My eyes widen in realization of this fact. The nurse has already gone back into the operating room after being called in. That leaves me alone in the freaky waiting room. With no light shining through the large windows and see-through doors, the fluorescent lighting gives the room an eerie glow. The entire room is white, besides the dark specks on the flooring; in fact, I think everything in this hospital is white except for the outside. Somehow, the lack of color makes it even scarier, when it's empty. The tattered white chairs and dangerously swinging lights make it a scene fit for a horror movie. They could even hide my body right in the ceiling tiles, and it wouldn't be that hard.

I really need something to do with my time or I'm going to imagine more scenarios of my death.

"Willow," a feminine voice calls, "Willow? Willow Anderson?"

"Oh thank god," I say too loud.

She, whom I have now discovered is a nurse, furrows her eyebrows and tilts her head at me to explain.

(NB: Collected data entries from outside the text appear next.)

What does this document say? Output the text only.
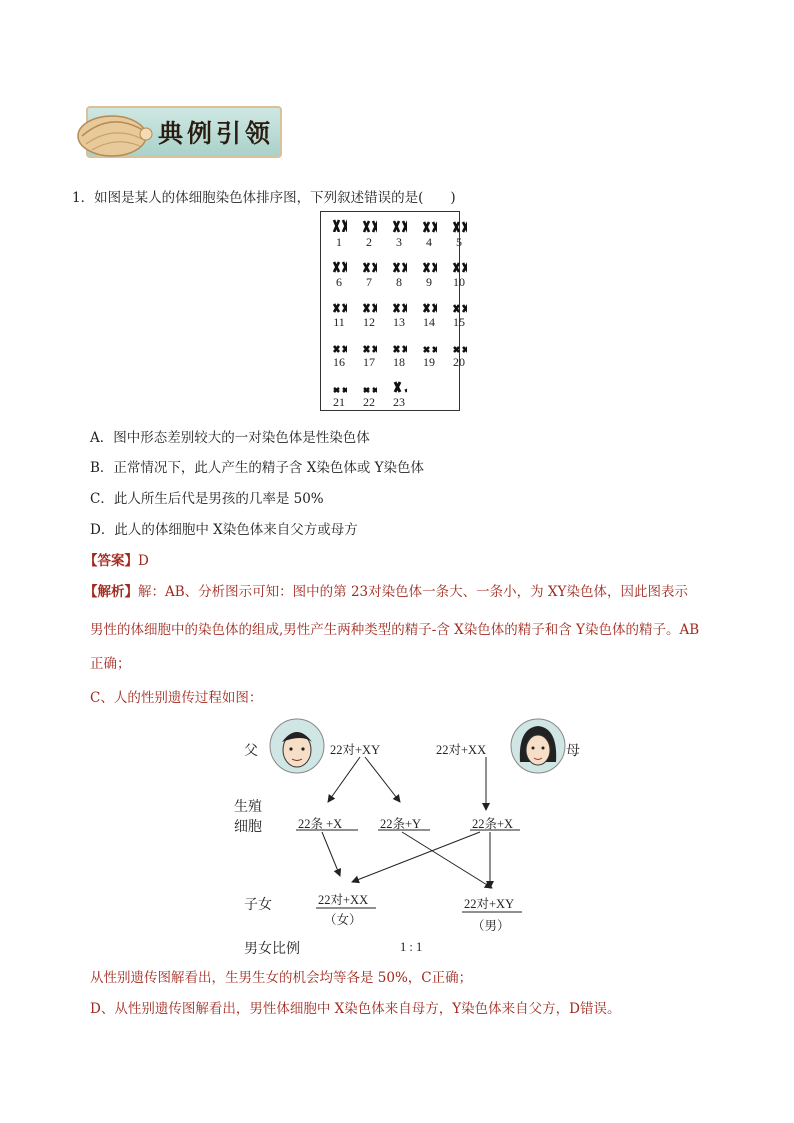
典例引领
1．如图是某人的体细胞染色体排序图，下列叙述错误的是(　　)
1	2	3	4	5
6	7	8	9	10
11	12	13	14	15
16	17	18	19	20
21	22	23
A．图中形态差别较大的一对染色体是性染色体
B．正常情况下，此人产生的精子含 X染色体或 Y染色体
C．此人所生后代是男孩的几率是 50%
D．此人的体细胞中 X染色体来自父方或母方
【答案】D
【解析】解：AB、分析图示可知：图中的第 23对染色体一条大、一条小，为 XY染色体，因此图表示
男性的体细胞中的染色体的组成,男性产生两种类型的精子-含 X染色体的精子和含 Y染色体的精子。AB
正确；
C、人的性别遗传过程如图：
父	母
22对+XY	22对+XX
生殖
细胞	22条 +X	22条+Y	22条+X
子女	22对+XX
（女）
22对+XY
（男）
男女比例	1 : 1
从性别遗传图解看出，生男生女的机会均等各是 50%，C正确；
D、从性别遗传图解看出，男性体细胞中 X染色体来自母方，Y染色体来自父方，D错误。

"Oh, it was nothing, it was just that I was thinking about how I could be murdered, before you came." By the time my brain catches up to my tongue, it's too late. A hear a clang, which would be the harsh sound of the nurse's metal clipboard against the tile flooring.

"Are you okay, honey?" she asks, seemingly ready to run. I wonder what she'd do if I turned out to be a loon? I think she'd run away screaming.

"Um, yeah, I'm just really tired," I pause. "How is Leo?" I ask timidly.

"He is in critical condition. We thought some of his vital organs were going to start shutting down." I cringe as she continues, "The doctors did the best they could. He is still alive, as of now, and there is a possibility of him getting out of this hospital in some months."